For all of its beautiful fruit and fresh produce, Taiwan’s grocery stores feel extremely… Taiwanese. Local is great… except sometimes when you’re a foreign-ish national* and you crave the flavors of home / abroad. You might think Asia imports Asia, and you would be mistaken. Curry leaf and red pepper powder, foundational ingredients and spices of world cuisines easily found in NYC to KL, are extremely hard-to-find here. Your neighborhood grocery store, such as Carrefour (家樂福), PX Mart (全聯), MiaCBon/Jasons, and even the high-end Japanese shops inside department stores, probably do not carry the good stuff. (Sob!)

This is likely due to a combination of protectionist trade import-export policies in place that block outside food, international relations (Japanese and EU products make their way, after all), and biosecurity concerns over seeds, pests, disease.

Whatever the reason, it’s frustrating!

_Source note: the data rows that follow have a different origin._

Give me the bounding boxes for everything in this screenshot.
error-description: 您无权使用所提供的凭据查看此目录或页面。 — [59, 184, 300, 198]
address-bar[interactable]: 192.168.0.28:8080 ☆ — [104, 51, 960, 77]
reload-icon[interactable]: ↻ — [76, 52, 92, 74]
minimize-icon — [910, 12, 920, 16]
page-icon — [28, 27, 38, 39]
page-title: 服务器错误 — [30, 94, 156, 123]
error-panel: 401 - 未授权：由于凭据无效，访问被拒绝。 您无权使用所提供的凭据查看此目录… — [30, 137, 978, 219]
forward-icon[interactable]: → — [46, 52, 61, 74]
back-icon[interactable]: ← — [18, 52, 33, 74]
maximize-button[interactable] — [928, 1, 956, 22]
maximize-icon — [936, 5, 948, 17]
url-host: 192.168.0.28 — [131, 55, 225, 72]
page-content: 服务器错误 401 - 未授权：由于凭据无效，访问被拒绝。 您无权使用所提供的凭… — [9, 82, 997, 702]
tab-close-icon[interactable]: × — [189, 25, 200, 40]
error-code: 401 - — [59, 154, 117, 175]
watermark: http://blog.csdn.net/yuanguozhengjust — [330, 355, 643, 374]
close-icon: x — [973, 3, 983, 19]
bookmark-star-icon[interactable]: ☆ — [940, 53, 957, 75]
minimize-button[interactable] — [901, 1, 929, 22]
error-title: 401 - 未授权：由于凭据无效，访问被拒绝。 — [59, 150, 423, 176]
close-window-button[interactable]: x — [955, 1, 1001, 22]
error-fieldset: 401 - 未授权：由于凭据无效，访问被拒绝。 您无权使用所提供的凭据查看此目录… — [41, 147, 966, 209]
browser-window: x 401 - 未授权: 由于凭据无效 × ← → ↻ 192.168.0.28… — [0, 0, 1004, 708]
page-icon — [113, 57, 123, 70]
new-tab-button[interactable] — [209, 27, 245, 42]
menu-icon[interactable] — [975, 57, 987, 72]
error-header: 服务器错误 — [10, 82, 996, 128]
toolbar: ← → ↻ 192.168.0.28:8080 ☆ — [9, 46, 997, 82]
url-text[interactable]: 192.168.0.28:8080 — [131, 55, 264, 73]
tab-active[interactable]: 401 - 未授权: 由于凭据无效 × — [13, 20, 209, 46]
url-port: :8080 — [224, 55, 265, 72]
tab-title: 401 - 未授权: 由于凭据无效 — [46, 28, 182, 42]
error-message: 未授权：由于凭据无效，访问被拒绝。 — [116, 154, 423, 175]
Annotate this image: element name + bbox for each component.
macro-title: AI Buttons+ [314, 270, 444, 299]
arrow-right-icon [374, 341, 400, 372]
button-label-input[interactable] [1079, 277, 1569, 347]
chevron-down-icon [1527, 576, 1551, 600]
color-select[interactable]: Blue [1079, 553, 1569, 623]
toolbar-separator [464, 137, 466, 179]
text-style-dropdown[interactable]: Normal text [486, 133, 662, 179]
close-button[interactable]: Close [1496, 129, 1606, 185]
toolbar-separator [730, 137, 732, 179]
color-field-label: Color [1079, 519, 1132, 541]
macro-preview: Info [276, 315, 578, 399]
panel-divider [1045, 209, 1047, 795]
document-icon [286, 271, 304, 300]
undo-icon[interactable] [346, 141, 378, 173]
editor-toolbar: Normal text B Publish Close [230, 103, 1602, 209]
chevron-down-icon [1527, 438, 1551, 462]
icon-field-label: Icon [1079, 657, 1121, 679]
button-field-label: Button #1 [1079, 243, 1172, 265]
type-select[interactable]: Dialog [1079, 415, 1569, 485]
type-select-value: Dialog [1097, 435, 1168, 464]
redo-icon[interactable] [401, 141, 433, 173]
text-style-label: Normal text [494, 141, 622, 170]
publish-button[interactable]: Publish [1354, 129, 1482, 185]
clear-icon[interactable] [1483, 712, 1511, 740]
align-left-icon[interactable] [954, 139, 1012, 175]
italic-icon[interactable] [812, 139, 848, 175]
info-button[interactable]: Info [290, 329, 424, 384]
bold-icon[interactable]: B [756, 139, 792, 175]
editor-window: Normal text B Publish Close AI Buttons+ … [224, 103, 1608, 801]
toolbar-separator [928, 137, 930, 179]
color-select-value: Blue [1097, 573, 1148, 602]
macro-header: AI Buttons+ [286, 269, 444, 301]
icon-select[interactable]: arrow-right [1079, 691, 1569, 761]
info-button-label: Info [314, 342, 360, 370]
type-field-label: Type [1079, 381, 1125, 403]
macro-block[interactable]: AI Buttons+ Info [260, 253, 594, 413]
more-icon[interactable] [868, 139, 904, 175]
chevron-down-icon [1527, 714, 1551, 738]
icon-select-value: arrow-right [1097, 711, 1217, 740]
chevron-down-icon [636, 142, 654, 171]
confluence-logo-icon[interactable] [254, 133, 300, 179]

Home cooks will learn to adapt over time to Taiwan’s grocery stores and their idiosyncrasies, but, in the meantime, here is a tongue-in-cheek guide to how and where to find hard-to-find foreign ingredients. And a search by ingredient below. Until the day Taiwan imports this stuff en masse, you can’t go wrong with packing a suitcase with your cant-live-without spices, fish sauces, beans, flours, and hard-to-find sauces. Next Up: What I Pack from the U.S.

 

Looking for a particular ingredient?

 
 

Pandan Leaf

Fragrant leaf. Fundamental to Malaysian (and other Southeast Asian) desserts and flavoring jasmine rice.

Where to find: Not for sale. Grow it yourself!

Curry Leaf

Must for curries. Gives it that signature darker, bass note flavor.

Cuisines: Indian, Malaysian, Caribbean; South and Southeast Asian

Where to find: Sold frozen at Mayur Indian Grocery store in Taichung. The owner has his own curry leaf tree. Not for sale, sorry. Grow it yourself!

Perilla Leaf

It’s not a shisho leaf, get it straight. Also called ‘kkaenip.’ Eaten as a wrap with grilled meats, seasoned into a kimchi side dish, and egg fried with tuna.

Cuisines: Korean

Where to find: Whenever the crop is imported here about twice a year. PX Mart sells this. Buy up as much as you can and kimchi it.

 
 

Dill

Pairs well with yogurt, salmon, and lemon. Key for pickles.

Cuisines: Mediterranean (Greek, etc), Levantine (Arab, etc), Central Asian, Nordic and Russian

Where to find: Lol good luck!!! Try a Japanese high-end grocery store?

 

Kimchi

The love of my life. My gut. Kimchi is pickled

Cuisines: Korean

Where to find: Bad kimchi is everywhere! Avoid Jongga kimchi at Carrefour and Gwangju kimchi at PX Mart. Traditionally, kimchi is winter food, and Taiwan does not have winter. Taiwan tries to cheat and bypass the slow, cold fermentation that gives good kimchi its depth of flavor by adding MSG, which tastes extremely off.

Good kimchi is sold in Tapiei: at 我們的家. In Taichung: at Sixth Market’s Banchan restaurant (owned by a Korean) and Samwon Garden. I am forever on the hunt for good kimchi in Taiwan, so contact me if you find/make some.

 

Lemongrass

Lovely, aromatic tropical grass with a citrusy flavor for curries and drinks.

Cuisines: Southeast Asian

Where to find: Vietnamese hawkers around ASEAN square sell lemongrass stalks frozen and fresh.